An entire semester was devoted to covering one’s hair. Another semester was devoted to why pants were not allowed.

It was a weird throwback to high school this week when my whole Facebook feed seemed to be chiming in with detailed criticism of the outfits that Melania and Ivanka Trump wore on their trips to Saudi Arabia, Jerusalem, and the Vatican. Dresses, veils, and hats were being dissected just the way long skirts and shirts were when I was in 9th grade.

I will be the first to get up on my soapbox and hurl insults at the Trump women about the policies they support, not to mention the men they married. These are not nice people with despicable policies and an utter lack of compassion for people who didn’t have the good fortune of being born into extremely wealthy people. But that’s the problem with them–their policies and lack of compassion. Melania’s black veil, Ivanka’s hat, not covering their heads in Saudi Arabia–I just won’t make that my business.

I know, especially considering my school experience, that the personal is political, and that how and why you cover your head can have meaning greater than “this outfit looks great with a hat” or “it’s too hot to put something on my head.”

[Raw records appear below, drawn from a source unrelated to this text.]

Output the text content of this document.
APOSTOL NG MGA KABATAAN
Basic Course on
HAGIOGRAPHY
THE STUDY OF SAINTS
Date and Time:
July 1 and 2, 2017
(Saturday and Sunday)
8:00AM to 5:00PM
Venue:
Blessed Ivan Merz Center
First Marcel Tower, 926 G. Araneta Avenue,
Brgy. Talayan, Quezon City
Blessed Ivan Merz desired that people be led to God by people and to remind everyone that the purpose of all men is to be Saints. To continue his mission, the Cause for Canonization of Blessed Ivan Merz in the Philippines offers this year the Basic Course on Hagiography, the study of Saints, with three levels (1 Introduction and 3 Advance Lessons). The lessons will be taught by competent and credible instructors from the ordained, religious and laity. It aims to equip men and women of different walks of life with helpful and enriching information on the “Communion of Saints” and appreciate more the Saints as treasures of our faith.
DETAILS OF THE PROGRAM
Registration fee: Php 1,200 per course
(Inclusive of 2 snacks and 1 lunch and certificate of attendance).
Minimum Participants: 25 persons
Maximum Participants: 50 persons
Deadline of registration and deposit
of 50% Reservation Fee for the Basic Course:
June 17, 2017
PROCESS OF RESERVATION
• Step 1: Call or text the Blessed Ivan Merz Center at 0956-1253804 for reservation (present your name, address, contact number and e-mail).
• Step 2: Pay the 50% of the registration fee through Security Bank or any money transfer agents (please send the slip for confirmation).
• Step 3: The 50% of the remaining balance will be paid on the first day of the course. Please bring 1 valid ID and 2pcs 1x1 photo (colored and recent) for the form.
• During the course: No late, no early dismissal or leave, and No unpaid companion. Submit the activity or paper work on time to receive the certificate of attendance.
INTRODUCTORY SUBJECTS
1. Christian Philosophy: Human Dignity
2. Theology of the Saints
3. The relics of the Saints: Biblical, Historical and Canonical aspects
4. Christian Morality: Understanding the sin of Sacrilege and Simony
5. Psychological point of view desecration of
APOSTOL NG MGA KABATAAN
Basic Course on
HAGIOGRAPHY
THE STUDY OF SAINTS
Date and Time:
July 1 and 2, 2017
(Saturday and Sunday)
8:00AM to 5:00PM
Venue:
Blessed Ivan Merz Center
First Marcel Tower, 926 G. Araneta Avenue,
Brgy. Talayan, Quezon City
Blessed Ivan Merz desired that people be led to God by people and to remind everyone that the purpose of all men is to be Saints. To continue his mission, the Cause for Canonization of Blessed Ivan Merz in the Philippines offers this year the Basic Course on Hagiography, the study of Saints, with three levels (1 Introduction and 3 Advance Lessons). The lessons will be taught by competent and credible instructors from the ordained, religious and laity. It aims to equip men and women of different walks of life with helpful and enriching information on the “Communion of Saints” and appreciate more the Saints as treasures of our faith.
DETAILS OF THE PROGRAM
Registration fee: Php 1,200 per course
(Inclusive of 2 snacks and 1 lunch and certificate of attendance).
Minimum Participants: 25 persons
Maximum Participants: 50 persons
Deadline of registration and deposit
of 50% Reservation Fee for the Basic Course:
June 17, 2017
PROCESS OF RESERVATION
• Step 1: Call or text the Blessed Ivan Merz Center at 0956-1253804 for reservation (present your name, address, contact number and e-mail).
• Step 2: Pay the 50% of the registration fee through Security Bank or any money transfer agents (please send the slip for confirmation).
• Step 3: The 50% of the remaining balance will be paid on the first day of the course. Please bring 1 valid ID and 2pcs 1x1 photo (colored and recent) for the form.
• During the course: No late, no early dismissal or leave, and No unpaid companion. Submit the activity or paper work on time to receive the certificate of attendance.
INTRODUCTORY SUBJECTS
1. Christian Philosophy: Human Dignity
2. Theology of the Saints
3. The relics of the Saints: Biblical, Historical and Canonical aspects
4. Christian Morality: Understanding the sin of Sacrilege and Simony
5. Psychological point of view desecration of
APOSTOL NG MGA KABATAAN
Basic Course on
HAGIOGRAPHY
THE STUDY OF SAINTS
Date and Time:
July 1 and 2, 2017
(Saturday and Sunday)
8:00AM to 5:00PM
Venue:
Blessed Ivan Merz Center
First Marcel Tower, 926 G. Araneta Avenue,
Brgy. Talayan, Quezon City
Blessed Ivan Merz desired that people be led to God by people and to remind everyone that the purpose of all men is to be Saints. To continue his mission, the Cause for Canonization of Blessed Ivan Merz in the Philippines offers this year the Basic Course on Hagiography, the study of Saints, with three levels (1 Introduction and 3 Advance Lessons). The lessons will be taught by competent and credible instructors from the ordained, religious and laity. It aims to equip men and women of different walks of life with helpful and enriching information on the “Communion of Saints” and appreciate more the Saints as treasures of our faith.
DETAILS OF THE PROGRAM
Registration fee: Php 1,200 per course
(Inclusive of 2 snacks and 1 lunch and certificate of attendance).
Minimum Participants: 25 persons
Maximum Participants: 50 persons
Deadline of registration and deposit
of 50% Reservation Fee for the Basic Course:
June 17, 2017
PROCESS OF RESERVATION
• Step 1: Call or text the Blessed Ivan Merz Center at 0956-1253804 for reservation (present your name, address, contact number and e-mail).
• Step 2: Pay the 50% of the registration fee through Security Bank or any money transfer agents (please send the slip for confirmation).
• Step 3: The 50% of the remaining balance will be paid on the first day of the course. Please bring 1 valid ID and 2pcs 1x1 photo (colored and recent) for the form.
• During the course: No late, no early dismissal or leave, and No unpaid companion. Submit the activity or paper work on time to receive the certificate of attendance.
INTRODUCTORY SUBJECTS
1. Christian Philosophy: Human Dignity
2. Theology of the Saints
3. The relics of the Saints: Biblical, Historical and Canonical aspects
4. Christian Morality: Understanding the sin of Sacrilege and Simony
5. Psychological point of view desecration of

But I don’t have to use the excuse of parsing these women’s outfits to know that this is a family of people that I never want to be near, and that I wish to God had never been given access to this level of power. I just have to look at their platforms, or lack thereof.

If you’re thinking about drawing some grand conclusion by looking at how a woman is dressed, consider the following:

-Do you have any non-clothing-based evidence that this is what they think?

-If the only way they are signaling an opinion is via clothing, how can you be sure you’re right?

If you do have evidence that isn’t clothing (say, a shlocky, smug, self-help book that demonstrates Ivanka is out-of-touch and utterly vapid, and supports her father’s “Muslim ban”) go with that. If you don’t have evidence beyond someone’s clothing, go find more evidence.

Clothing isn’t enough.

Looking back, my most valuable take-away from high school is probably not what my teachers were hoping for. My take-away is that I’m done, forever, policing women’s bodies. I’m done telling any women anywhere what they can and can’t wear, or whether or not their choices are modest or immodest, or flattering or frumpy or something else entirely.

For centuries, probably millennia, women’s bodies have been policed by patriarchal system after patriarchal system. It ends with us. We can stop it by not doing it ourselves.

Again, I have plenty to say about Ivanka and Melania Trump. I am enraged when I think about them. But I’m not going to get caught in the trap of extrapolating ideas from their clothing. Not when their actual words and deeds speak so loudly.